I get what you want to say, but to nitpick the analogy: If the "treatment" for gangrene is amputation, then that's not really "fixing" anything. That's just the scorched earth strategy of destroying the afflicted along with the affliction. Like lobotomies. What do people think of them now?
> Someone with severe melancholic depression could win the lottery one week, lose all of their family in a plane crash the next, and feel literally nothing about either event.
Why SHOULD someone feel a specific feeling about any event? If you're subconsciously aware of the ultimate pointlessness of any event, if you're aware that feelings won't change what happened, you won't. You'd move on and handle the new reality in the means available to you.
I'm not saying that medicine should never be used and there's never a "chemical" cause to sadness (or any "wrong" feeling), just that it may be used too often as a lazy escape for the "helpers".
>Like lobotomies. What do people think of them now?
Lobotomy was in fact an effective treatment (albeit with extremely severe side-effects), but we now have much better and safer treatments available. The abandonment of lobotomy was fundamentally driven by the invention of effective antidepressants, antipsychotics and mood stabilisers. Neurosurgery is still offered to an extremely small proportion of patients suffering from very severe and treatment-resistant depression and OCD.
well, yes, it did work. the side effects are horrible, and often the disease was better than the cure, but it worked, similar to how being dead also is extremely effective for managing depression.
The entire problem is that most people in high- and middle-income countries are in fact doing something blatantly wrong - they are consistently eating vastly more calories than they use. Some of those people are ignorant of what 2000 to 2500 calories actually looks like, some are deluded, but a very large proportion know damned well that they're eating far too much and do it anyway.
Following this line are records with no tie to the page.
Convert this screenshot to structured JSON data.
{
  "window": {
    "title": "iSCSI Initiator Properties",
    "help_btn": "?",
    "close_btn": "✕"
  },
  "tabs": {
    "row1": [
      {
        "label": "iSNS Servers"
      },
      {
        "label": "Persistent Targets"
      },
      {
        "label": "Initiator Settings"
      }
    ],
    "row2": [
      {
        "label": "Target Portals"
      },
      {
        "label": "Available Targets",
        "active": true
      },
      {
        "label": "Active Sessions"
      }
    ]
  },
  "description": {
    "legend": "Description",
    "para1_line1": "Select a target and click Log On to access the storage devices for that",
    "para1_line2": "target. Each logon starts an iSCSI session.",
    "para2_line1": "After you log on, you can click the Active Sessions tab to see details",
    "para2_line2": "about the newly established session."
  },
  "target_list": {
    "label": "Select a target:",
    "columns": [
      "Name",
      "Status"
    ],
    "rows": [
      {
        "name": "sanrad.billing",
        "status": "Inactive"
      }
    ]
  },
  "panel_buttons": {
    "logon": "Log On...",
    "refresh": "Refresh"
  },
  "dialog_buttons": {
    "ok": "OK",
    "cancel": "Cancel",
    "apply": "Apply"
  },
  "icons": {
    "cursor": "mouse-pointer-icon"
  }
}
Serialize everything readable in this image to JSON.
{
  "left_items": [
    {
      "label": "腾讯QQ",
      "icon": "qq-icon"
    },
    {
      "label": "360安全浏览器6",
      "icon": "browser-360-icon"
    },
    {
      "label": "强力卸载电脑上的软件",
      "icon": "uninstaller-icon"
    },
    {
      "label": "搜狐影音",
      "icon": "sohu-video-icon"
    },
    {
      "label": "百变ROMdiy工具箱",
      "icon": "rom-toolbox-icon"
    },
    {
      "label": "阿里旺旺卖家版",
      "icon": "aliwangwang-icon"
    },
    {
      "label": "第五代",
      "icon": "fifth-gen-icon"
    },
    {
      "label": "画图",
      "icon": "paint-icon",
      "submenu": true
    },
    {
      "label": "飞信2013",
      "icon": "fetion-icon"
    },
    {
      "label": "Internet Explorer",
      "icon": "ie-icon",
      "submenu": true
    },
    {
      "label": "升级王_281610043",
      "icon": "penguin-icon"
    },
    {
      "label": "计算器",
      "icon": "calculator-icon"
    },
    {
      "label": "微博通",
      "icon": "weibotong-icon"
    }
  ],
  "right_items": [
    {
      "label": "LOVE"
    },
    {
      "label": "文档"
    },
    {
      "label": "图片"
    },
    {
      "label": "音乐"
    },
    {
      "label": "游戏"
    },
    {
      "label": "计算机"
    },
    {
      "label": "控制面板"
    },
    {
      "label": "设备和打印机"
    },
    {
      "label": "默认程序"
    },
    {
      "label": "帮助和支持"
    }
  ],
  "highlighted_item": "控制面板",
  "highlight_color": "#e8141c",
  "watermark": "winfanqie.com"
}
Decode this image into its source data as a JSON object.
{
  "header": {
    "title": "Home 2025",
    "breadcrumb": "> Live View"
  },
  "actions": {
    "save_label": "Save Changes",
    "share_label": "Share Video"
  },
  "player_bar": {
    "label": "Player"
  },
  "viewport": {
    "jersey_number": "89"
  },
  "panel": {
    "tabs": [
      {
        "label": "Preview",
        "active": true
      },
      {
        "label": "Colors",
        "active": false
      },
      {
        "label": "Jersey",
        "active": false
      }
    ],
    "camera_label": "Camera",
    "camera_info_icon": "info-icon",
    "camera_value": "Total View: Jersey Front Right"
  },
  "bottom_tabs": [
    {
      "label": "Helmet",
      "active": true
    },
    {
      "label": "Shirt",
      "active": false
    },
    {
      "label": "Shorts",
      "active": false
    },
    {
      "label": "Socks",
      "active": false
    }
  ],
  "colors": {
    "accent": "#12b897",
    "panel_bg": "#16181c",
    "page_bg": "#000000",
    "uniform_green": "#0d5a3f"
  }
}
The obesogenic environment that we now live in is partly due to the influence of the processed foods industry, but in large part it's simply a product of abundance. Before the late 20th century, it was simply inconceivable that poor people could afford to become morbidly obese. Agricultural productivity has improved beyond all recognition and the world is flooded with incredibly cheap food of all kinds.
We've spent the last few decades trying to push back against that with all manner of initiatives intended to endgender behavioural change, with very little success. It doesn't really matter what guidance we give people when they have shown a consistent inability or unwillingness to follow it.
If we're actually serious about the effects of diet on public health, I think there are only two credible options - extremely heavy-handed regulation, or the mass prescribing of GLP-1 receptor agonists. All of the other options are just permutations of "let's do more of the thing that hasn't worked".